Homeownership Dream: Moving Patiently Toward Your Goal
Nowadays, there are many alternatives to the purchase of individual securities. The best thing is to ask your bank or investment partner for a savings plan on the basis of index products (ETF). At Postfinance a savings plan is already possible with amounts starting from 20 Swiss Francs. You pay the fixed amount monthly or annually. Depending on your account balance or savings plan, the amount is continuously invested. Constancy is important. On the road to your “homeownership dream” you have to be steadfast and carry on every year. You should consistently continue to pursue your goal in bull (good) and in bear (bad) markets. If you invest when there is a bear market, you profit from the lower stock prices.

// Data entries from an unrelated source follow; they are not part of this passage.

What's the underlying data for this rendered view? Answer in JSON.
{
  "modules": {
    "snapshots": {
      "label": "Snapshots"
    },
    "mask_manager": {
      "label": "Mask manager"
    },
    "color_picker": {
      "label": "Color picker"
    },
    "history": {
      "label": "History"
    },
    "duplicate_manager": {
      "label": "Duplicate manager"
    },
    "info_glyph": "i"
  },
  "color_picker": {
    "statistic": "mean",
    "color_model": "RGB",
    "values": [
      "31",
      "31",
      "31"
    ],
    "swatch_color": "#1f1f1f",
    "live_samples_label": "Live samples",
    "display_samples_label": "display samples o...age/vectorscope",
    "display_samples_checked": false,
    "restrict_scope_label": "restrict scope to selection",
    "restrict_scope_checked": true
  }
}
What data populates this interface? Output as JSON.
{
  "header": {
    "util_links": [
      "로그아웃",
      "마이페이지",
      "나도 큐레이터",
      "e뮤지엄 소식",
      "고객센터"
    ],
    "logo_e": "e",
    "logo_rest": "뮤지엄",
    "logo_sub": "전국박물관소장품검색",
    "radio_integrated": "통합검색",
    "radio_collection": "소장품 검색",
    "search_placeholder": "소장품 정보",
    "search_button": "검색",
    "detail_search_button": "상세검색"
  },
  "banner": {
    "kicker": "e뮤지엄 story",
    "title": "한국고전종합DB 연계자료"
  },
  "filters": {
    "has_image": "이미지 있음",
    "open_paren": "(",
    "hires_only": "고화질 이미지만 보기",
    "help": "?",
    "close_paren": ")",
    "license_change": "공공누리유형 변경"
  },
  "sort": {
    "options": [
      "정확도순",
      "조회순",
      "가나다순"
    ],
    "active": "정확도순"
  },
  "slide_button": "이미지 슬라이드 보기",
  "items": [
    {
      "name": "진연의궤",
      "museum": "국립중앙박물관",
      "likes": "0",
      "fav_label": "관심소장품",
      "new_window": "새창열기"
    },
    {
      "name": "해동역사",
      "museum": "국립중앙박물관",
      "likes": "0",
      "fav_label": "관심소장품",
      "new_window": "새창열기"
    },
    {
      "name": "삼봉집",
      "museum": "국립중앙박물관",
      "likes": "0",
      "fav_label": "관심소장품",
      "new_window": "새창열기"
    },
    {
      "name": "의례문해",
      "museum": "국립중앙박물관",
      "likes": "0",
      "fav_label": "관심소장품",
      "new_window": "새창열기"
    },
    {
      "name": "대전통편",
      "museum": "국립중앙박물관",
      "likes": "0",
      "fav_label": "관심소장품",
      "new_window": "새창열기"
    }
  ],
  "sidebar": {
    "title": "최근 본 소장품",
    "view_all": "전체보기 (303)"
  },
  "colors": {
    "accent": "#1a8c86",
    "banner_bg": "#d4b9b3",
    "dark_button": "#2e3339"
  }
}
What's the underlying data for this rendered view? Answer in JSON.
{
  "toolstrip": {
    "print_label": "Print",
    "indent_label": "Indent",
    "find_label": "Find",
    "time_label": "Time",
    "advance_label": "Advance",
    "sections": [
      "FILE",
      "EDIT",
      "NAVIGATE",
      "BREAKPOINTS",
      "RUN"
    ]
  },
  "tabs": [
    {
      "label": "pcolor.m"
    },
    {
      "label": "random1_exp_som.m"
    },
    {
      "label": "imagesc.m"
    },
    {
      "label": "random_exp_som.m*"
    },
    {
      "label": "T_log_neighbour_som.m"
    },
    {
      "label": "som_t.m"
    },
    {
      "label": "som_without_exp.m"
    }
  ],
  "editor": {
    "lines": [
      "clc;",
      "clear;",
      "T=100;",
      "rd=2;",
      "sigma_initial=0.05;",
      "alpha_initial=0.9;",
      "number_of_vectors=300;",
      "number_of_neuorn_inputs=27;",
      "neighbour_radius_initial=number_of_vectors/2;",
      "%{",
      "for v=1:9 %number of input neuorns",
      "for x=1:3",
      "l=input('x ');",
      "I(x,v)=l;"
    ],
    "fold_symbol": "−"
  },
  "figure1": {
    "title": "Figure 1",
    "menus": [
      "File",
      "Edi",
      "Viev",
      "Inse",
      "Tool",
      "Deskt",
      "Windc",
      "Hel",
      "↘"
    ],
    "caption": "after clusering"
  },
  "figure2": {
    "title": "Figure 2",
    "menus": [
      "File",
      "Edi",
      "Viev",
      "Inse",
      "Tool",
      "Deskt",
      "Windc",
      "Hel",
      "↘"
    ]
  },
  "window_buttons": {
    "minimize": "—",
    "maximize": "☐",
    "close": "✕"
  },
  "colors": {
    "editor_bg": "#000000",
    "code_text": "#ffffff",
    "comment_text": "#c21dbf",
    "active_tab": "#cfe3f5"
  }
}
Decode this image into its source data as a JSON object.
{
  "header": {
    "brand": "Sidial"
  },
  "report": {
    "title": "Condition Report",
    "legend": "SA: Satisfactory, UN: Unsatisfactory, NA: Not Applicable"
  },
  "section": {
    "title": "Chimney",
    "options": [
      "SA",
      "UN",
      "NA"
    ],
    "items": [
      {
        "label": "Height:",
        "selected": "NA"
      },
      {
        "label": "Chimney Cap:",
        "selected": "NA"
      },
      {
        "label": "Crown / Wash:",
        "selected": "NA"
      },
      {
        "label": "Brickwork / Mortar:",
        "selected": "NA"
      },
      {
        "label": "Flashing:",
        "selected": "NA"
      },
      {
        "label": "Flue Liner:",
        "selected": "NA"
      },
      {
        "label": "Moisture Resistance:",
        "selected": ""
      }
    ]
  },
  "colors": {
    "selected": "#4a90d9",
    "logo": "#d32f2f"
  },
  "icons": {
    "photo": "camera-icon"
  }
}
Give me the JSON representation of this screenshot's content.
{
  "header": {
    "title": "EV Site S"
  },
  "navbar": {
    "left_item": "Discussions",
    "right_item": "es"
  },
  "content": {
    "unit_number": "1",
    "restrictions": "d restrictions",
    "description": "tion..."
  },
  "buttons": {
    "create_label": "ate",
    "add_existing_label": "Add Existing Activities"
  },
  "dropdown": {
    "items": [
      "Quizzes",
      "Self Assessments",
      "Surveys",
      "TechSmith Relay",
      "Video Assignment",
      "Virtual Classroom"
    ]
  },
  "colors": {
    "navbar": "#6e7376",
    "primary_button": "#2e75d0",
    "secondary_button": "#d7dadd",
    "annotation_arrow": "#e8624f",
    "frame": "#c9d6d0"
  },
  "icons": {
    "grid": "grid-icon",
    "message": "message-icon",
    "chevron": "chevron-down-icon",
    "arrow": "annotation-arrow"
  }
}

Nowadays there are very few alternative investment possibilities which promise significant interest. The coupons on bonds are so low nowadays that commission and bank fees more or less “eat up” the interest. So, it is not that easy to deposit money which you do not or cannot invest in stocks for risk-related reasons. Caution: If you have liquid money or bank deposits for three or four years you might even lose. This happens when inflation is greater than the interest.
Up to a specific age some banks or fund managers offer a young people’s savings account with priority interest. If you look, you can still find other alternatives. These include branch offices of cooperatives. But almost everywhere it is the same: You cannot expect more than mini-interest with your bank deposit.
Compare Savings Offers
When young people visualize their “homeownership dream”, they will usually start out on a small scale. If you are young, were not born a millionaire or won the lottery, banks will not be welcoming you with open arms. So, do some research yourself. Thanks to the Internet and comparison services there is much more transparency nowadays regarding interest, Column 3-a accounts, bank fees, etc. Especially looking at it over several years, fees that are too high are restricting. If your bank or fund manager syphons off 1 to 1.5 percent in fees that is simply too expensive.